“I don’t say you don’t love him,” Donal went on; “but how you can love him and believe such things of him, I don’t understand. Whoever taught them first was a terrible liar against God, who is lovelier than all the imaginations of all his creatures can think.”
Lady Arctura swept from the room—though she was trembling from head to foot. At the door she turned and called Davie. The boy looked up in his tutor’s face, mutely asking if he should obey her.
“Go,” said Donal.
In less than a minute he came back, his eyes full of tears.

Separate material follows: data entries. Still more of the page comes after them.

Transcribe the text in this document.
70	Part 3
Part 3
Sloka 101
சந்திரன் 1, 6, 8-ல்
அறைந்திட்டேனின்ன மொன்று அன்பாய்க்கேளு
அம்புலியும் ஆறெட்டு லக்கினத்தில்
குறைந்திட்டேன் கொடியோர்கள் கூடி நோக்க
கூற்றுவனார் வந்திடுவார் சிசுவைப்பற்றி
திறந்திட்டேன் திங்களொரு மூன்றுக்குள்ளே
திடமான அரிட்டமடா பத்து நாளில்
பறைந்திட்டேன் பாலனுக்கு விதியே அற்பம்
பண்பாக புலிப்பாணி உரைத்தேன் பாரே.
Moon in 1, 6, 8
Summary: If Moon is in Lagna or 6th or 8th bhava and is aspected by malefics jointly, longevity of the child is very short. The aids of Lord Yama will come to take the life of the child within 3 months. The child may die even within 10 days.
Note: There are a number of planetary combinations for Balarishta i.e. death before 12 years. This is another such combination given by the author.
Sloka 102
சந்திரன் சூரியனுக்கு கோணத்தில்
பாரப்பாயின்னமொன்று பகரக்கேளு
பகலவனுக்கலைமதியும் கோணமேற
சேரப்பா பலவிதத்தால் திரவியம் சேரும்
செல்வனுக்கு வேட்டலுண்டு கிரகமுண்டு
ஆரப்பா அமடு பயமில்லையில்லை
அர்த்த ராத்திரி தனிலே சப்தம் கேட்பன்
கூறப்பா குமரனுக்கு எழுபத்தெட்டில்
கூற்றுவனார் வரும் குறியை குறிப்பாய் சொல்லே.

“Arkie says she is going to tell papa. Is it true, Mr. Grant, that you are a dangerous man? I do not believe it—though you do carry such a big knife.”
Donal laughed.
“It is my grandfather’s skean dhu,” he said: “I mend my pens with it, you know! But it is strange, Davie, that, when a body knows something other people don’t, they should be angry with him! They will even think he wants to make them bad when he wants to help them to be good!”
“But Arkie is good, Mr. Grant!”
“I am sure she is. But she does not know so much about God as I do, or she would never say such things of him: we must talk about him more after this!”
“No, no, please, Mr. Grant! We won’t say a word about him, for Arkie says except you promise never to speak of God, she will tell papa, and he will send you away.”